On a Sunday afternoon the pavement was hot: a shimmering expanse of concrete on the side of town where trees look like islands, and shade is a hard-to-find refuge. Keller's Drive-In provides a little solace from the blaring sun. Eddie is a regular who's been coming here since the place first opened in 1965, and by the looks of the signage, the peeling paint and corrugated-roof stalls pockmarked with decades of hail, things haven't changed much since. Back then he shared an apartment down on Greenville with two friends from college. Back then their motivation to come here was cheap burgers and cheep beer.
Shirley's been coming here since 1965, too, though she comes for the tips, not the beer. She's been jotting down orders on her paper pad and serving up grease-laden trays for 46 years now -- this fall makes 47. Shirley was working the east side of the drive-in, where classic sports idled and men past their prime leaned on hot metal eating burgers wrapped in tissue-thin paper stained yellow with mustard. They drank Silver Bullets and talked about engines, paint jobs and garden tomatoes of all things. Old gardeners take the summer fruit very seriously.

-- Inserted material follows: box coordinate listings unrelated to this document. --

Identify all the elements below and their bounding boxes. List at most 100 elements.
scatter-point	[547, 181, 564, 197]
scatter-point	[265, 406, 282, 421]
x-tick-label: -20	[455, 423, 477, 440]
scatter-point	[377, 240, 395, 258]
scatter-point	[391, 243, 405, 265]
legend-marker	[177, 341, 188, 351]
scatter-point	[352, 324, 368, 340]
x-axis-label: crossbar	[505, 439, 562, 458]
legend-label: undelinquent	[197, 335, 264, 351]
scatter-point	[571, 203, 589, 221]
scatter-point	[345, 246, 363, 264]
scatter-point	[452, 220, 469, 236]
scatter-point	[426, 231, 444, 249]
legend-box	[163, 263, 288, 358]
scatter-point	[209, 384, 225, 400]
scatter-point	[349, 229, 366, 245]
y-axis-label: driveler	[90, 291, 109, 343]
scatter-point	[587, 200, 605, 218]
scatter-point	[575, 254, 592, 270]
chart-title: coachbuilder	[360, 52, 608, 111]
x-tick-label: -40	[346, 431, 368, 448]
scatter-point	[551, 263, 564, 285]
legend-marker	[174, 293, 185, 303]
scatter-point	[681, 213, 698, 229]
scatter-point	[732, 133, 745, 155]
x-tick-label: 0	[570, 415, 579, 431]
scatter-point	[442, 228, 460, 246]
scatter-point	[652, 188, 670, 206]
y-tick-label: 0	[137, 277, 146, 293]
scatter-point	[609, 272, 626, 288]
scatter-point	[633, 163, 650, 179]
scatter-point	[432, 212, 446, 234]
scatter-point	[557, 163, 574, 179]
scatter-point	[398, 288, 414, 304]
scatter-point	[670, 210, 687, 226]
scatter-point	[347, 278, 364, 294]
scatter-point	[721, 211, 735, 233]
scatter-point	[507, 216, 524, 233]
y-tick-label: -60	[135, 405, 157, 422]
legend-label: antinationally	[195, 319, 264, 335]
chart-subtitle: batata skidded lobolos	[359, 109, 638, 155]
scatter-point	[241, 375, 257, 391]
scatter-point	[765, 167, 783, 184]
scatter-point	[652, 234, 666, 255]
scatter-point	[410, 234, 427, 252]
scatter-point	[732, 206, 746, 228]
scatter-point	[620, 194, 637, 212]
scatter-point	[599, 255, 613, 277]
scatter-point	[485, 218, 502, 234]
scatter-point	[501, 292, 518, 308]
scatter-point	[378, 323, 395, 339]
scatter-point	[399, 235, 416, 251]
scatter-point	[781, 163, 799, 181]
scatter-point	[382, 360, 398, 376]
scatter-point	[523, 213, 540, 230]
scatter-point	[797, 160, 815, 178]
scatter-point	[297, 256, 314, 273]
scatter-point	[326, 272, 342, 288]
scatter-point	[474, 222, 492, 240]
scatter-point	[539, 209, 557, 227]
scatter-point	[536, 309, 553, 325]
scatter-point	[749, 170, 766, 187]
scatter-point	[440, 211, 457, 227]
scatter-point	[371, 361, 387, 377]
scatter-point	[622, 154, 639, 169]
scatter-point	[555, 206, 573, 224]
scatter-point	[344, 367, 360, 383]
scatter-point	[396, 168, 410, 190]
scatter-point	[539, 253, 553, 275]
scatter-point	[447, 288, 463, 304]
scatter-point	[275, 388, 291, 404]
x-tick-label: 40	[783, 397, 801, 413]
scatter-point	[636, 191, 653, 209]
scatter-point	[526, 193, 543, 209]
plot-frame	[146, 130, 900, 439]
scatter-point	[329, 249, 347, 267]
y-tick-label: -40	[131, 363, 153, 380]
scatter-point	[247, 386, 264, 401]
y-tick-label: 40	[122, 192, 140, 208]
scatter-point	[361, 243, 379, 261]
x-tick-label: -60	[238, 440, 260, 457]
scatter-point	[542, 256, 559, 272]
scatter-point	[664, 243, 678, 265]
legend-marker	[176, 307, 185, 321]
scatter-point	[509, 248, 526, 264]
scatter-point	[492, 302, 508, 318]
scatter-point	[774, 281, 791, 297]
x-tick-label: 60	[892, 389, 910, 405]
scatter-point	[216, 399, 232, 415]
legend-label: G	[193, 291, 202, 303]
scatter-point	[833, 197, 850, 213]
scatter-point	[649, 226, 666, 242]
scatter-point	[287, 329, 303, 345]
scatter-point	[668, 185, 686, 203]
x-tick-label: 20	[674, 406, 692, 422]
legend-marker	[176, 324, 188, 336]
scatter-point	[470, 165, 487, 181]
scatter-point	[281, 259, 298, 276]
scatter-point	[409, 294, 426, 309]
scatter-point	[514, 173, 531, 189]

I chased a napkin in the wind when an old Chevy pickup truck with three husky mixes in the back pulled up. One had one brown eye, the other blue, and they all lapped at water from impossibly small plastic cups, drooling as much as they drank. Eddie said they were wolves but I didn't believe him. Part wolves, maybe.
On the other side of the building the motorcyclists gathered. Some had rag-tag machines pieced together like an iron patchwork quilt -- one hell of a carpet ride -- while weekend warriors rode shiny couches with no scratches and low miles. The motorcyclists didn't seem any different than the other gear heads. They were drinking beers and chomping on burgers too.
The southern stall sheltered a different sort of drive-in customer. Their windows were cinched tight save the one rolled down for the clip-on food tray, and they they stayed in their cars, engines running and radiators kicking into overdrive as they munched on tater tots and sipped on sodas. It seemed to me they were missing the point.
If you order a cheeseburger with everything you'll get your own paper-wrapped parcel and a handful of napkins. A soft poppy seed bun holds a dry beef patty, barely as thick as a corn tortilla, tomatoes, salty dill pickle slices and an entire onion slice. Bright yellow mustard oozes out the sides just like it did half a century ago when a local beer cost 25 cents and premium was 10 cents more. A bottle of Budweiser costs $1.85 now and I didn't see anyone drinking premium anything, but everyone had a burger in hand or a mustard stained wrapper from one they'd recently finished.